A second aqueous mixture containing 1 percent A-189 mercaptosilane was hydrolyzed with 1 percent acetic acid, to which was added 1 percent of "Sevron" Red 4G dye (50% solids) to form an opaque red sol upon sitting. To the first dyed polymeric mixture was added 40 parts of the second dyed mixture to obtain a first coating composition. This coating was deposited upon a siliceous glass substrate as a cast film and dried at 100.degree. C. to form a discontinuous phase of cured, dyed polymeric particles.

A second aqueous coating composition containing 20 percent of Rohm & Haas' Rhoplex E-1126 film-forming elastomeric polymer latex and about 1 percent A-187 epoxy silane was topcoated onto some of the glass substrate containing the discontinuous phase cured, dyed polymeric particles. The two polymeric compositions were present in the cured coating at approximately equal proportions by weight to give a total film thickness of about 0.5 mm.

The substrates coated only with the first coating composition were easily stripped of the coating showing poor adhesion of the coating to the glass, and the colorant leached by a hot detergent mixture (0.1 percent Tide detergent at 80.degree. C. for 10 minutes). By contrast, the top coated substrate contained a coating which adhered well and was not leached by the same detergent washing.

Claims

1. A coloring agent-containing coating composition comprising in aqueous dispersion: a film-forming elastomeric latex polymer, an epoxy-functional silane, and a coloring agent comprising an acid-functional latex polymer, a mercapto-functional silane, and a cationic dye.

2. The composition of claim 1 wherein said epoxy-functional silane ranges from about 0.4 to about 10 percent by weight on a non-volatile solids basis.

3. The aqueous coating composition of claim 1 wherein said elastomeric latex polymer ranges from about 10 to about 60 percent by weight on a non-volatile solids basis.

4. The aqueous coating composition of claim 1 wherein said acid-functional latex polymer ranges from about 4 to about 40 percent by weight on a non-volatile solids basis.

5. The aqueous coating composition of claim 1 wherein said mercapto-functional silane ranges from about 0.4 to about 20 percent by weight on a non-volatile solids basis.

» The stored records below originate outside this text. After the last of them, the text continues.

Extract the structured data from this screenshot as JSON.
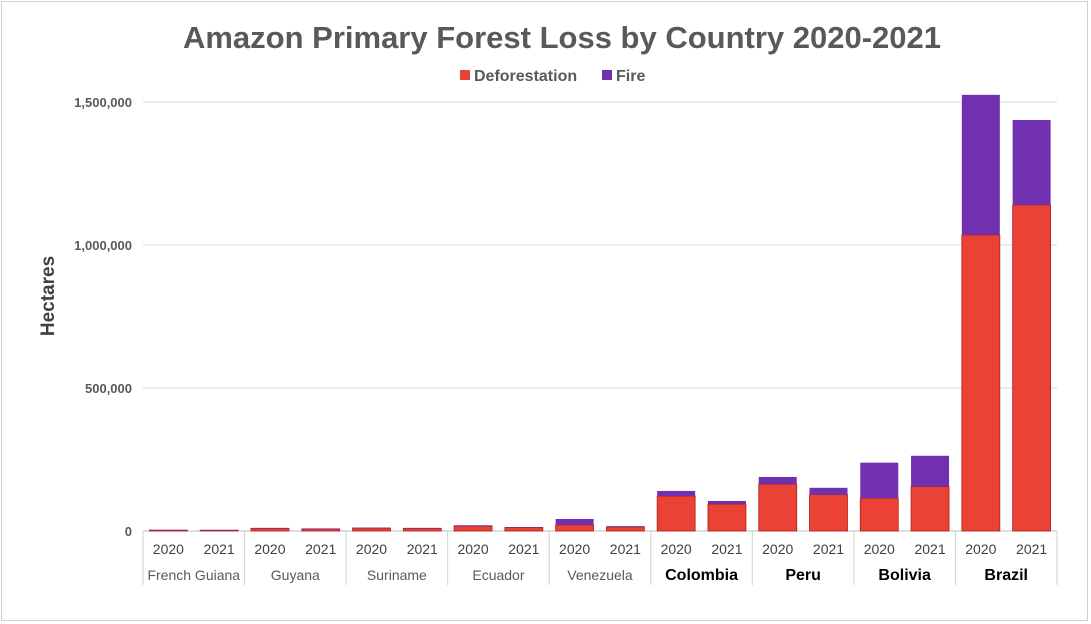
{
  "chart_data": {
    "type": "bar",
    "stacked": true,
    "title": "Amazon Primary Forest Loss by Country 2020-2021",
    "ylabel": "Hectares",
    "xlabel": "",
    "ylim": [
      0,
      1500000
    ],
    "yticks": [
      "0",
      "500,000",
      "1,000,000",
      "1,500,000"
    ],
    "ytick_values": [
      0,
      500000,
      1000000,
      1500000
    ],
    "grid": true,
    "legend": "top",
    "groups": [
      {
        "country": "French Guiana",
        "bold": false
      },
      {
        "country": "Guyana",
        "bold": false
      },
      {
        "country": "Suriname",
        "bold": false
      },
      {
        "country": "Ecuador",
        "bold": false
      },
      {
        "country": "Venezuela",
        "bold": false
      },
      {
        "country": "Colombia",
        "bold": true
      },
      {
        "country": "Peru",
        "bold": true
      },
      {
        "country": "Bolivia",
        "bold": true
      },
      {
        "country": "Brazil",
        "bold": true
      }
    ],
    "years": [
      "2020",
      "2021"
    ],
    "series": [
      {
        "name": "Deforestation",
        "color": "#EA4335",
        "values": [
          3000,
          3000,
          9000,
          7000,
          10000,
          9000,
          17000,
          12000,
          21000,
          14000,
          122000,
          94000,
          164000,
          127000,
          115000,
          155000,
          1035000,
          1140000
        ]
      },
      {
        "name": "Fire",
        "color": "#7030B0",
        "values": [
          1000,
          500,
          2000,
          2000,
          2000,
          2000,
          3000,
          2000,
          21000,
          3000,
          18000,
          11000,
          25000,
          24000,
          124000,
          108000,
          490000,
          297000
        ]
      }
    ]
  }
}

6. The aqueous coating composition of claim 1 wherein said dye ranges from about 0.4 to about 20 percent by weight on a non-volatile solids basis.

7. The aqueous coating composition of claim 1 wherein said epoxy-functional silane comprises gammaglycidoxypropyl trimethoxy silane and said mercapto-functional silane comprises gamma-mercaptopropyltrimethoxy silane.

8. A glass fiber substrate at least a portion of the surface of which is coated with a coating of the cured aqueous coating composition of claim 1.

9. A method for imparting color to a glass fiber substrate which comprises coating said substrate with the aqueous coating composition of claim 1 and curing said coating composition.